Deep linear networks
Let’s pretend our networks are almost polynomial
2025-08-08 — 2025-08-09
I want a theory that predicts which features deep nets learn, when they learn them, and why. But neural nets are messy and hard to analyse, so we need to find some way of simplifying them for analysis which still recovers the properties we care about.
Deep linear networks (DLNs) are one attempt at that: the models that keep depth, nonconvexity, and hierarchical representation formation while remaining analytically tractable. In principle, they let me connect data geometry (singular values/vectors) to gradient-flow trajectories: which modes win first, how layers align, and why low-rank, semantic structure emerges.
I haven’t been terribly convinced that they are that plausible models for things I care about—they are just linear functions written a weird way, right? But what about mixtures of linear functions? Gated neural networks (Li and Sompolinsky 2022; A. Saxe, Sodhani, and Lewallen 2022) are a weird type of mixture over a weird type of linear model that juuuuuuust about approximates a ReLU activation function if you treat it right. I just saw Devon Jarvis present the work Jarvis et al. (2024) which pushes this quite a long way as model for a kind of multi-modal network, so I am now more receptive to the idea that these things could actually be useful
A dot-point curriculum that gets me from deep linear networks to their gated (and ReLU-equivalent) extensions.
The absolute essentials: SVD, eigendecompositions, matrix calculus, gradient flow/continuous-time limit. Note the classic non-convexity result (in weight space) and why depth changes dynamics (Baldi and Hornik 1989; Fukumizu 1998).

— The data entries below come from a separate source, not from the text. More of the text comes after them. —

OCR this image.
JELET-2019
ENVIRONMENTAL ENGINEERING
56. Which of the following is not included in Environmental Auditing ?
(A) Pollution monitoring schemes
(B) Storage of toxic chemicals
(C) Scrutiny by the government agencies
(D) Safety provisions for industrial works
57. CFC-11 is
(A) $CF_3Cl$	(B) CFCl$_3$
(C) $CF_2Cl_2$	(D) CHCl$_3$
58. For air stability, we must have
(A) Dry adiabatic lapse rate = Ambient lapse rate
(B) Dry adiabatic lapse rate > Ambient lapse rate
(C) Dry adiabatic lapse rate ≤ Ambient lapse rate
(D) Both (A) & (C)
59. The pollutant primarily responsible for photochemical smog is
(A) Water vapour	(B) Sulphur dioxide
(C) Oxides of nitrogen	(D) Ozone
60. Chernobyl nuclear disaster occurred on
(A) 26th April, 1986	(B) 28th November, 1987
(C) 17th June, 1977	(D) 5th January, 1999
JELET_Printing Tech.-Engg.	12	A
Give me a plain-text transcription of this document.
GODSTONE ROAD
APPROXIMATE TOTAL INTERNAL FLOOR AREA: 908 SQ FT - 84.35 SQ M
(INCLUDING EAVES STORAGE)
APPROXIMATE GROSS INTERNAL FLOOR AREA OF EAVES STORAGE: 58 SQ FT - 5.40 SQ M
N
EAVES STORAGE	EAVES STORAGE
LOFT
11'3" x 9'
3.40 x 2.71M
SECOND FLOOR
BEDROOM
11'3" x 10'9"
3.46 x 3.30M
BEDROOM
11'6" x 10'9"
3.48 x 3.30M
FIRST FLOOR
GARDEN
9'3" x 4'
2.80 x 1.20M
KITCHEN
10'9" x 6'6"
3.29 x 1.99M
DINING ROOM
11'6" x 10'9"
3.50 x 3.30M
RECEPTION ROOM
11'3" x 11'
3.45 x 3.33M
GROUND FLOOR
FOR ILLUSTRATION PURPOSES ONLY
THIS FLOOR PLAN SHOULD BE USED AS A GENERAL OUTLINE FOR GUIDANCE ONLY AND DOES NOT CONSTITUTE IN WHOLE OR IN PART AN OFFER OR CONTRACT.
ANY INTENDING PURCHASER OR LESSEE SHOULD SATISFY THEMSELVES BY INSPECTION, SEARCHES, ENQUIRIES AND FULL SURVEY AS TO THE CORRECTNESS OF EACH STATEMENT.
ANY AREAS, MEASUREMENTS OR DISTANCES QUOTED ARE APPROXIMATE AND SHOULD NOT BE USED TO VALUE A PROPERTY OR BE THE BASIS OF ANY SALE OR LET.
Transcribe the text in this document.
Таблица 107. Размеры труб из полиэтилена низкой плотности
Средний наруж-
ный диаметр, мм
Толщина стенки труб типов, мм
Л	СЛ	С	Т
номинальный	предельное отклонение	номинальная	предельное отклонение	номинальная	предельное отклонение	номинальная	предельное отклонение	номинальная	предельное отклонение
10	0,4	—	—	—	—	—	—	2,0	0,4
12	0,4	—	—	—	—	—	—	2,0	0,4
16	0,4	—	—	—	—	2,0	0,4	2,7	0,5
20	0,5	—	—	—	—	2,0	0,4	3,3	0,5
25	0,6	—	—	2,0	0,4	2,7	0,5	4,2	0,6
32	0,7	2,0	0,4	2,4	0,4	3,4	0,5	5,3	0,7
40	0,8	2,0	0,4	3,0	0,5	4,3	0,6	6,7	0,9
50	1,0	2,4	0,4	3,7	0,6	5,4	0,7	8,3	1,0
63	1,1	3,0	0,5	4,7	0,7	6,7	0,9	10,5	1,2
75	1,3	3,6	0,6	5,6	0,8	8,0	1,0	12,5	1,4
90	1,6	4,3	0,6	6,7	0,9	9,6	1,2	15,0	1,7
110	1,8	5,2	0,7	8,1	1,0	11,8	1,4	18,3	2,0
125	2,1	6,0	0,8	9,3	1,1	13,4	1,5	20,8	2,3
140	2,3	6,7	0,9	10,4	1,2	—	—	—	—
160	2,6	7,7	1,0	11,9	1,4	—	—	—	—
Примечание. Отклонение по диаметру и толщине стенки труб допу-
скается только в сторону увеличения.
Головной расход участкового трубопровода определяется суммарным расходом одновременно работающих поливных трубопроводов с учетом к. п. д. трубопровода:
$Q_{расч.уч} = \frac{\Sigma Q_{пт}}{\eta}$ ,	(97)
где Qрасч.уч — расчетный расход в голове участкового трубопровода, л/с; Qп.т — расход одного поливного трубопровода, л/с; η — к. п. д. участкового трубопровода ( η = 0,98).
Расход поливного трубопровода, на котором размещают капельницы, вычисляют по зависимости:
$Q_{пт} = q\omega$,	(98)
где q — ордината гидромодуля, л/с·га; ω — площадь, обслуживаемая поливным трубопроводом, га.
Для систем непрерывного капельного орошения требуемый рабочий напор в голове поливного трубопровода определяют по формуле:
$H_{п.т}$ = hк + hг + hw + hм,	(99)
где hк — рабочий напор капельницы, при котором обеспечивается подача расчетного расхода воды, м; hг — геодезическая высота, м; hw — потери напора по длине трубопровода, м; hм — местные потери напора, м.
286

Next: the exact gradient-flow dynamics of deep linear networks from first principles, including the SVD change of variables, balanced solutions, mode decoupling, and closed-form singular-value trajectories (Andrew M. Saxe, McClelland, and Ganguli 2014).
Structured datasets and “semantic development” in deep linear nets—how hierarchies emerge mode-by-mode, and why the time course depends on Σ_yx singular values while the fixed point depends on Σ_x (Andrew M. Saxe, McClelland, and Ganguli (2019)). I’ll reproduce the hierarchy demo and plot singular-value races.
“low-rank simplicity bias” and its consequences for feature learning and generalization in linear (and near-linear) regimes (Huh et al. 2023) sounds interesting
Gated Deep Linear Network (GDLN) formalism and the neural race reduction—how gating induces pathway-specific effective datasets and why “fastest path wins” (A. Saxe, Sodhani, and Lewallen (2022)).
Compare GDLNs with globally-gated deep linear networks and understand the relationship/limits of each gating scheme (Li and Sompolinsky 2022).
After that I think I might have a chance at grokking the ReLU↔︎GDLN equivalence via Rectified Linear Networks (ReLNs) (Jarvis et al. 2024)
They seem to be used as a model in singular learning theory, once again for tractability. Should work out how that works.
Confusing things:
- “linear network” ≠ “linear training dynamics” because depth makes training non-convex and highly structured (Andrew M. Saxe, McClelland, and Ganguli 2014; Baldi and Hornik 1989).
- disentanglement is not necessarily the default inductive bias (Locatello et al. 2019; Jarvis et al. 2024).